Protein Dynamics in the Bacteriorhodopsin Photocycle: A Nanosecond Step-Scan FTIR Investigation of the KL to L Transition

Abstract

A time-resolved step-scan FTIR spectrometer with a time resolution of 20 ns was developed and used to investigate the KL to L transition in the photocycle of bacteriorhodopsin in the time range from −60 to 940 ns. Broadband FTIR absorbance difference spectra with a spectral range of 850−2050 cm-1 and a spectral resolution of 4 cm-1 have been obtained. Our data show that there are two sets of BR photoproduct difference bands exhibiting different kinetics. The intensity changes of bands attributed to structural changes of the carboxyl groups Asp-96 and Asp-115 as well as of bands assigned to CC and CC stretching modes of the chromophore show single exponential behavior with a time constant of about 400 ns, implying that these two processes are coupled. The time-dependent intensity changes of bands attributed to structural changes of the chromophore region near the Schiff base exhibit slower kinetics with a time constant of about 2 μs.
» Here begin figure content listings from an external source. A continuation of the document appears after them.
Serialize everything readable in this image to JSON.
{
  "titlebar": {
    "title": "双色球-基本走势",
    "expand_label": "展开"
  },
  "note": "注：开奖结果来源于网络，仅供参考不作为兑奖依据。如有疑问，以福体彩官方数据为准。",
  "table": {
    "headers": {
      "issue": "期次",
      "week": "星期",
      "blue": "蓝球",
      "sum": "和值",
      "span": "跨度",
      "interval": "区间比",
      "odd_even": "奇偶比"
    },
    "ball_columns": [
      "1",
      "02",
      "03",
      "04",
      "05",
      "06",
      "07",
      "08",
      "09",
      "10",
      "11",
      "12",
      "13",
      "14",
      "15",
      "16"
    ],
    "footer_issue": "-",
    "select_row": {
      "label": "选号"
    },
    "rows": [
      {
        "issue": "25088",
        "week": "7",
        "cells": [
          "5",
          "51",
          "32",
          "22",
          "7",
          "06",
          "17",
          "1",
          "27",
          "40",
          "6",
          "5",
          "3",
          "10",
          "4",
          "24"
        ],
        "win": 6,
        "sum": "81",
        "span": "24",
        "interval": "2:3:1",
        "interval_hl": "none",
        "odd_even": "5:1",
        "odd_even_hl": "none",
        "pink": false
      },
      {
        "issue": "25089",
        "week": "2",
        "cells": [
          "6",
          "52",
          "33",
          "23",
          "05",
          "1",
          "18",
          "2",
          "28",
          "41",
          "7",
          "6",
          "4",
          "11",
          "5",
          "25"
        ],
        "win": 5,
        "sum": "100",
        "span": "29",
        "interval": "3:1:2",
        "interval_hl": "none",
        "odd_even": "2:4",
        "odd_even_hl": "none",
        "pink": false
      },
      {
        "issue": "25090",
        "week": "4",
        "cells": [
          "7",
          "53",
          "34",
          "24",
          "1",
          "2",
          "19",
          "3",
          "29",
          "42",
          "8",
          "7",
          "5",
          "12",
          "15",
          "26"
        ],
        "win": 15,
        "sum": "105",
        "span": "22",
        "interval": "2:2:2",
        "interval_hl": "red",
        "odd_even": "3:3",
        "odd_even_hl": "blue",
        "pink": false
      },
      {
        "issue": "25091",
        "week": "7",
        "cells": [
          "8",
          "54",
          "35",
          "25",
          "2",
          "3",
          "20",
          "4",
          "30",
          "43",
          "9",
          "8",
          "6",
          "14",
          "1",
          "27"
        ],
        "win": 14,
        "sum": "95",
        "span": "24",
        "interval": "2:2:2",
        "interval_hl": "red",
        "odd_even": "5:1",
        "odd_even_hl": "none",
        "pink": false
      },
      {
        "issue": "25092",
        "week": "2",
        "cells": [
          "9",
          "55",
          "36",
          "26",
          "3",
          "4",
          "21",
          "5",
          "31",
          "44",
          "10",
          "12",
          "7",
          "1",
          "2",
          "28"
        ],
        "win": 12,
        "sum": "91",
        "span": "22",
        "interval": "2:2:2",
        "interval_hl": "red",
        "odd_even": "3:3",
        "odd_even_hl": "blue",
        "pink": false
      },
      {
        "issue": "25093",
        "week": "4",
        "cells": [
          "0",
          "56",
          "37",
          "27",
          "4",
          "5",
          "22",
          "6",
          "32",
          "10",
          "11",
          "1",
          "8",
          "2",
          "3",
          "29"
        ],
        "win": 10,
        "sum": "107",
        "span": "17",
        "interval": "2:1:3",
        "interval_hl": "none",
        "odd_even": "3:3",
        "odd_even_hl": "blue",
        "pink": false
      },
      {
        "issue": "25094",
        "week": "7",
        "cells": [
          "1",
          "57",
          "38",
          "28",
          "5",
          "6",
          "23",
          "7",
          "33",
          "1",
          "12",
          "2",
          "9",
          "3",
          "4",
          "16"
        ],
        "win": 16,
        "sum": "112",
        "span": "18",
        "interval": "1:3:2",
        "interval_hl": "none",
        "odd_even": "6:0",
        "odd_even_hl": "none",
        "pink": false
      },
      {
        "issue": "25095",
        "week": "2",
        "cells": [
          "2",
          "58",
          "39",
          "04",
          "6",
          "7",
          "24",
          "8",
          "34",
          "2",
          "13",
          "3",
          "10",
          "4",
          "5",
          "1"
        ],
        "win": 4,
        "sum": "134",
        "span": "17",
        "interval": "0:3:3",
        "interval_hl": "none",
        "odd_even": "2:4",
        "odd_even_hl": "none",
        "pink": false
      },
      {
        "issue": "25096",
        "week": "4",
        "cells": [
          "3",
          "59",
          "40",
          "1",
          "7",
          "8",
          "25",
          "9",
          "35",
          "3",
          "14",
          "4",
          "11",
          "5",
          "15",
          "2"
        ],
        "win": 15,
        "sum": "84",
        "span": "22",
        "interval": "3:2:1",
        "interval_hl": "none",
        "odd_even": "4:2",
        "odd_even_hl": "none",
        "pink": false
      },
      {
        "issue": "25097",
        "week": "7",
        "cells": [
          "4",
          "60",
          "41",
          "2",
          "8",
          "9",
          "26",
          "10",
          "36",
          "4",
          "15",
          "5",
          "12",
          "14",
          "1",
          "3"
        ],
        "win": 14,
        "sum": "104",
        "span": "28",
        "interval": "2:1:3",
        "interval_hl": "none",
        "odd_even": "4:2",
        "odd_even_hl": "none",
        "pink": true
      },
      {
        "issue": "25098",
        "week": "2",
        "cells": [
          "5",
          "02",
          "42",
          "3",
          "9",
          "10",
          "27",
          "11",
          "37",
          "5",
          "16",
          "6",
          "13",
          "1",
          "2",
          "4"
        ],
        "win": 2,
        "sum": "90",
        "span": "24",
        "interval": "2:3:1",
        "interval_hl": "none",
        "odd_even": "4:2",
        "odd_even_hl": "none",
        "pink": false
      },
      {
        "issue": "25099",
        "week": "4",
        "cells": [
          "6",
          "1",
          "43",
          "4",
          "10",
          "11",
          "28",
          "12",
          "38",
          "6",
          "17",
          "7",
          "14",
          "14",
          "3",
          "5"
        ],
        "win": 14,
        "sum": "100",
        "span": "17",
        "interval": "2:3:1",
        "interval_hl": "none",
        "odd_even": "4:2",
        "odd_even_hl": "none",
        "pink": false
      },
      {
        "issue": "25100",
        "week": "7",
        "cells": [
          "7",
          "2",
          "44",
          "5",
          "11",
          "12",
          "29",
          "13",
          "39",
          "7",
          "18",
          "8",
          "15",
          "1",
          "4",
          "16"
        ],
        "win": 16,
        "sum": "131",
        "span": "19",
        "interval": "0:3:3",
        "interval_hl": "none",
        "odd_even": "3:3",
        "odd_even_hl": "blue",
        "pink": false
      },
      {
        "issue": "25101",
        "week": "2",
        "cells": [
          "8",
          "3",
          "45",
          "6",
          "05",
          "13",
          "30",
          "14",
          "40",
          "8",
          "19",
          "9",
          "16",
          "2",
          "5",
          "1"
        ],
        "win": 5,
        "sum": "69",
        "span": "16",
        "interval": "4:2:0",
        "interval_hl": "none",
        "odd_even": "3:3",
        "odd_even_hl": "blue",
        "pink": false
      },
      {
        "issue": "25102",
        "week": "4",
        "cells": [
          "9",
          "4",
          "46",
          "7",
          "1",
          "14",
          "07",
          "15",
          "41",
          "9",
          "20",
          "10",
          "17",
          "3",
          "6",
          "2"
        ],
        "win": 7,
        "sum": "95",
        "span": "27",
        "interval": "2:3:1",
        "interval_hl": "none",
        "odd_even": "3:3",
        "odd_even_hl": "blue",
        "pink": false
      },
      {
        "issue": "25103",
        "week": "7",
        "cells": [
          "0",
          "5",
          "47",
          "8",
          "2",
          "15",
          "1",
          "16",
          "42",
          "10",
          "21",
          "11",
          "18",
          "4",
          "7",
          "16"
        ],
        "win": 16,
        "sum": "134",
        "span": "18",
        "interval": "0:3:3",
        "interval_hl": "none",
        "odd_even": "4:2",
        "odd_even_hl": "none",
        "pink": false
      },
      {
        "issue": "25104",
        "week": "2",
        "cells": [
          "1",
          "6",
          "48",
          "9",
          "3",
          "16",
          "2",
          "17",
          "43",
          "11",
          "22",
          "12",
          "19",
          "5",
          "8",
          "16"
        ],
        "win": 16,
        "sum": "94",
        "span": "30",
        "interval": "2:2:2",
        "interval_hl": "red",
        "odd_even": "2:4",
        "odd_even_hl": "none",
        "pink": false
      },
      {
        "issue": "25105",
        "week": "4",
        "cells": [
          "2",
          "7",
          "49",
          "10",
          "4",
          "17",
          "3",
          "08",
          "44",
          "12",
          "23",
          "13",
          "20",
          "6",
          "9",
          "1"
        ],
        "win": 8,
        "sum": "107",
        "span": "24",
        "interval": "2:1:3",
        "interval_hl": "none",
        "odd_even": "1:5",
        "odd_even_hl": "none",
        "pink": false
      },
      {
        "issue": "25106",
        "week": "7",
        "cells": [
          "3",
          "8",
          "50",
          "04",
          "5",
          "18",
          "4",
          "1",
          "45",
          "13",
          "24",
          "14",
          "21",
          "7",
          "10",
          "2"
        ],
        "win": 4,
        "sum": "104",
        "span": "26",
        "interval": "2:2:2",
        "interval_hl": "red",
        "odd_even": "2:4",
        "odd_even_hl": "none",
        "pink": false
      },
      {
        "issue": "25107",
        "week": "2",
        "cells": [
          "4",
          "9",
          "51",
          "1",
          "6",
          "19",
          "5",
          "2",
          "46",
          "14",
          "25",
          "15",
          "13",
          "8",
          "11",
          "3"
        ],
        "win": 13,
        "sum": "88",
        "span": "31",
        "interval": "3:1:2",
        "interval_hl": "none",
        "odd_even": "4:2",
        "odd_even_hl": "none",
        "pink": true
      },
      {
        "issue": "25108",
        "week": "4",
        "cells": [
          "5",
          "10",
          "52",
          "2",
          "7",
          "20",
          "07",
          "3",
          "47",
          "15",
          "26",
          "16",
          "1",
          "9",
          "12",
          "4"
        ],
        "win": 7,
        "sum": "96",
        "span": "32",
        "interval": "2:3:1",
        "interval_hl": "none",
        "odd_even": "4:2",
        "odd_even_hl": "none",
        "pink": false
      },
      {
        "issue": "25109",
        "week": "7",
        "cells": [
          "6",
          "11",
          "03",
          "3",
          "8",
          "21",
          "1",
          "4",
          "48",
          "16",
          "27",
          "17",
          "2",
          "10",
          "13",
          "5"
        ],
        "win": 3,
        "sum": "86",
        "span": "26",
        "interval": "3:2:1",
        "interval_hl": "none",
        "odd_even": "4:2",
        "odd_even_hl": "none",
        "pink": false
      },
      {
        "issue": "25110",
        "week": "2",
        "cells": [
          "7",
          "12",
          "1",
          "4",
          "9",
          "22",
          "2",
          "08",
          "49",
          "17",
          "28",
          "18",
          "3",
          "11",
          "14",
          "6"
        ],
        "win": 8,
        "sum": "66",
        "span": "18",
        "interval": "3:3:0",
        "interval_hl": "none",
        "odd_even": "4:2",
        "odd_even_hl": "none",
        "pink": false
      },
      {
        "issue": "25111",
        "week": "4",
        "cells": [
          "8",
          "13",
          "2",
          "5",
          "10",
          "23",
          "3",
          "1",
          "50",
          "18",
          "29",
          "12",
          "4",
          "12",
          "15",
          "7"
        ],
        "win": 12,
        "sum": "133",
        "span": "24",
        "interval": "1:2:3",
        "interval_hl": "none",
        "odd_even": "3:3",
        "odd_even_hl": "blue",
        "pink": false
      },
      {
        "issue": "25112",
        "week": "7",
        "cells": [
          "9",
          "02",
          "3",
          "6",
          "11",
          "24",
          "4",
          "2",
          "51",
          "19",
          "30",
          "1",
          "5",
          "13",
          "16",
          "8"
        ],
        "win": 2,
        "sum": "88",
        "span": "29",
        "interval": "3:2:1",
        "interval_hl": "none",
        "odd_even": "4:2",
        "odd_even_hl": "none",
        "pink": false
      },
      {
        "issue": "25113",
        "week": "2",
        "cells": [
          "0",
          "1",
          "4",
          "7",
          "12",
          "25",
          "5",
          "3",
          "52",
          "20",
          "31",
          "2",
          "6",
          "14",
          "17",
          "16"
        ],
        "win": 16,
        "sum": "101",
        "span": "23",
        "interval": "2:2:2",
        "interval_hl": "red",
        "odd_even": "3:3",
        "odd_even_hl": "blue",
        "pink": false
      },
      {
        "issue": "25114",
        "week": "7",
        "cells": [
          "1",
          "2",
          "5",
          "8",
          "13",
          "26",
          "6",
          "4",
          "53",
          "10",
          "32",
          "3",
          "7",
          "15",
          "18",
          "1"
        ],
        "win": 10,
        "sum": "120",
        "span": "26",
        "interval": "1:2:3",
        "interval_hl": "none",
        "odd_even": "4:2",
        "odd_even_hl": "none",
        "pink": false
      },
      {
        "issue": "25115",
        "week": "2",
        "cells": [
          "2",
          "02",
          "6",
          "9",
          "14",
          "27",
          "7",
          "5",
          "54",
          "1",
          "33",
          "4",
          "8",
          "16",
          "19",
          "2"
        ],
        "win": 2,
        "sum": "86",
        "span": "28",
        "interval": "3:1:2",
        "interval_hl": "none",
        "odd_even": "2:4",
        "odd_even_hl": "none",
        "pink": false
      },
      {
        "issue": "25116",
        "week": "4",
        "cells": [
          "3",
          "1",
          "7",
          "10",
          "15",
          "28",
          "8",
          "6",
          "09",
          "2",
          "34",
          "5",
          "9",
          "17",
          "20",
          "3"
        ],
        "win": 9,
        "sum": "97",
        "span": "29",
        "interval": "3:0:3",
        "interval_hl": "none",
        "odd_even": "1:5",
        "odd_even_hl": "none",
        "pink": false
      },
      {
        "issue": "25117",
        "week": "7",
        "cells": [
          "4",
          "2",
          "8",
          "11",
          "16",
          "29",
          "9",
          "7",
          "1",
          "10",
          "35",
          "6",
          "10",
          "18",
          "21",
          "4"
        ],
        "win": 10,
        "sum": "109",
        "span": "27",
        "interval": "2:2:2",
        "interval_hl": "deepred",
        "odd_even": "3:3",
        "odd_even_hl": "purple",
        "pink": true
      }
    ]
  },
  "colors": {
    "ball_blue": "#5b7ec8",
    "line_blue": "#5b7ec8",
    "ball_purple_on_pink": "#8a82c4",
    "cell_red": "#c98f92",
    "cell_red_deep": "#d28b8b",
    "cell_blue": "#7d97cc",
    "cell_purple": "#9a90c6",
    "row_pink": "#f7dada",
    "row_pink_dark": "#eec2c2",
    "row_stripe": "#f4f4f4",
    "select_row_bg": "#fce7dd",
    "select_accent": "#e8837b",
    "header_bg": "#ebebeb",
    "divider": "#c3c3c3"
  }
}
We interpret our data in terms of a process during the KL to L transition where structural changes of the β-ionone ring end of the chromophore and of Asp-115 occur faster than changes at the Schiff base region of the chromophore. Under our physiological sample conditions, a perturbation of Asp-115 occurs in the first 20 ns in contrast to results from hydrated films where this process is blocked or occurs more slowly. This fast protein response indicates that there is direct coupling between the carboxylic acid residues and the chromophore. Comparison of our data with low-temperature and microsecond time-resolved infrared spectra of the L intermediate in hydrated films of BR indicates that a different L structure is produced when the water activity is low.